Film à guetter, à voir et à revoir. En version originale de préférence... L'ai revu la semaine dernière au cinéma. C'est beau, c'est tendre, ça ne tombe pas dans la sensiblerie idiote et encore moins dans les clichés. Ce n'est pas non plus une comédie romantique. Mais un drame familial comme on en voit rarement, librement inspiré d'une nouvelle de
Dostoievski (les nuits blanches). Le réalisateur filme et ne juge pas ses personnages. Il les laisse évoluer, s'envoler, s'échouer, se relever.
Joaquim Phoenix dont c'est le dernier rôle - son plus beau rôle, à mon avis - est carrément bouleversant!
Il joue le rôle de Leonard Kraditor, jeune homme dépressif souffrant de la maladie de "

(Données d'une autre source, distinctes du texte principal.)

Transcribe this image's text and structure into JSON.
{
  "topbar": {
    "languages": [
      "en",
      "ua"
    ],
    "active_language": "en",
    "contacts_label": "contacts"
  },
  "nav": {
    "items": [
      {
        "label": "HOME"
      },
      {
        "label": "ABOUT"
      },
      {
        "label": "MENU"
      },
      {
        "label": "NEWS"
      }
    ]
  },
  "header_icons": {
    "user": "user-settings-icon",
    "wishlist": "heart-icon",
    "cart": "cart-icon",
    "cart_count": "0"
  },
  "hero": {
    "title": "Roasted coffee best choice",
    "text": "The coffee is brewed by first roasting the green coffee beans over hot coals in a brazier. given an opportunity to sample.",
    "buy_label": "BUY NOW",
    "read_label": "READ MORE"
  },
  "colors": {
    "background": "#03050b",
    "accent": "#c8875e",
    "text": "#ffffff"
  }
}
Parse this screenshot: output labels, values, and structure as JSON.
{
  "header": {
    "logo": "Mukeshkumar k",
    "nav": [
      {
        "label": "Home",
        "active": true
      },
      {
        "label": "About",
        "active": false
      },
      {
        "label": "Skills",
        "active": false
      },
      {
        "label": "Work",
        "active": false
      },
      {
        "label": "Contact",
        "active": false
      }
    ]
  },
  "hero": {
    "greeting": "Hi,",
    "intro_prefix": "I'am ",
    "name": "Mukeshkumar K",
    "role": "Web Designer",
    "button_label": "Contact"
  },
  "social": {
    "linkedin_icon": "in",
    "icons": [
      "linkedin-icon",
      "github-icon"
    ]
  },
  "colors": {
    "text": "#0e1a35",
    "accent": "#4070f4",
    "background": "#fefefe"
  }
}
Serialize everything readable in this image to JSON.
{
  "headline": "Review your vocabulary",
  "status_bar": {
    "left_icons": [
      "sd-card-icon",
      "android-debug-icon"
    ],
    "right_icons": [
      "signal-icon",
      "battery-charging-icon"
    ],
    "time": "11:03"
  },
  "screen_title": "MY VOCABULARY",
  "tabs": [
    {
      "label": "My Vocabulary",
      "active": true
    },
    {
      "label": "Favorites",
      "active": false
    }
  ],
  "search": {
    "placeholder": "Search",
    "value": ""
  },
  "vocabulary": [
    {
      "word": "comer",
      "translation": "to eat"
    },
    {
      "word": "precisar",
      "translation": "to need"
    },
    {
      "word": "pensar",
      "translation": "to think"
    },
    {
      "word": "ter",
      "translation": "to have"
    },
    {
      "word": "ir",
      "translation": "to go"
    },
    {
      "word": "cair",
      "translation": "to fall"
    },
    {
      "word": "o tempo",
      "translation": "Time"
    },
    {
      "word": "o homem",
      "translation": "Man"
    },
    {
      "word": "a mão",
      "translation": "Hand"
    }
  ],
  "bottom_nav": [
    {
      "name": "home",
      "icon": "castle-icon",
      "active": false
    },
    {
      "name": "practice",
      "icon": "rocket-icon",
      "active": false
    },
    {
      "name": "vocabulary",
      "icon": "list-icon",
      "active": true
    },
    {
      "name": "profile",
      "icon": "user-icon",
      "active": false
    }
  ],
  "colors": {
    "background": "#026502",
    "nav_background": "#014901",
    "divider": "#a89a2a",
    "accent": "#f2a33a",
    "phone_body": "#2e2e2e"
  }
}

Tay-Sachs" (quand une personne a cette maladie génétique rare, on dit qu'elle est bipolaire, voir notes ci-dessous). Ses parents (interprétés par Isabella Rossellini et Moni Moshonov) sont issus de la communauté juive ashkénaze. On a peut-être, là, le parfait exemple de ce que devrait être l'attitude parentale face à la maladie d'un enfant (amour, patience, confiance, attention, empathie). C'est au cours d'un repas chez ses parents que Leonard fait la connaissance de Sandra, elle aussi juive (
Vinessa Shaw qu'on avait aperçu dans le dernier film de Stanley Kubrick, Eyes Wide Shut...). Il ne tarde pas à se fiancer avec elle. Mais entre temps, lors d'une rencontre de circonstance dans les escaliers de son immeuble, il rencontre une blonde très "barrée", Michelle (
Gwyneth Paltrow), dont il tombe éperdument amoureux... Je ne raconterai pas la suite, mais ce film est d'une sensibilité étonnante. La B.O. est fabuleuse (elle reprend entre autre le théme de "Mr Lucky goes latin", avec le fameux "Lujon", composition de toute beauté créee par le grand
Henri Mancini).
Plusieurs réflexions viennent se greffer autour de ce fleuron du septième art: sur le destin et nos choix, entre passion et raison, sur la maladie et nos responsabilités, sur l'amour et la famille... La fin du film, inattendue, nous laisse interrogateurs. Peut-on vraiment choisir ? Quelle dose d'humilité, de renoncement (ou de "lâcheté", diront certains) faut-il à Leonard pour continuer à vivre? Ce long métrage de près de deux heures me semble poser les bonnes questions. Là où ça fait mal... Loin des archétypes hollywoodiens, "Two Lovers" est l'un des grands films de l'année 2008. Et j'attends avec impatience de le revoir. Les durs à cuir, les amoureux de violence gratuite, brefs ceux qui sont encore un peu jeunes dans leur tête ne supporteront peut-être pas ce film qui parle de la nature humaine et de ses faiblesses...
Enfin, un mot sur le réalisateur: James Gray dont j'ai vu les trois films précédents ("Little Odessa", "The Yards" et "We Own The Night") me paraît plus que jamais prêt pour rentrer dans la cour des grands cinéastes "made in USA" (Martin Scorsese, Clint Eastwood, Woody Allen, David Lynch, Abel Ferrara, Jim Jarmusch...). Je crois que l'on tient là un "vrai" réalisateur dans le sens noble du terme (sens de la mise en scène, du montage et de la photographie). Ce mélodrame, que n'aurait pas renié un
Douglas Sirk, laisse augurer du meilleur pour l'avenir. Du moins, je l'espère. C'est aussi une rupture avec ses films précédents qui traitaient davantage de la pègre et de la criminalité. On retrouve néanmoins ses thèmes de prédilection : la famille et la rédemption.
PS: Dans le dvd distribué par Wild Side Video : langues anglais et français. Sous titres français uniquement. Bonus : la bande annonce, et deux interviews de James Gray, relativement intéressantes (l'une sur son parcours personnel ainsi que ses influences "retour aux sources", l'autre autour du film).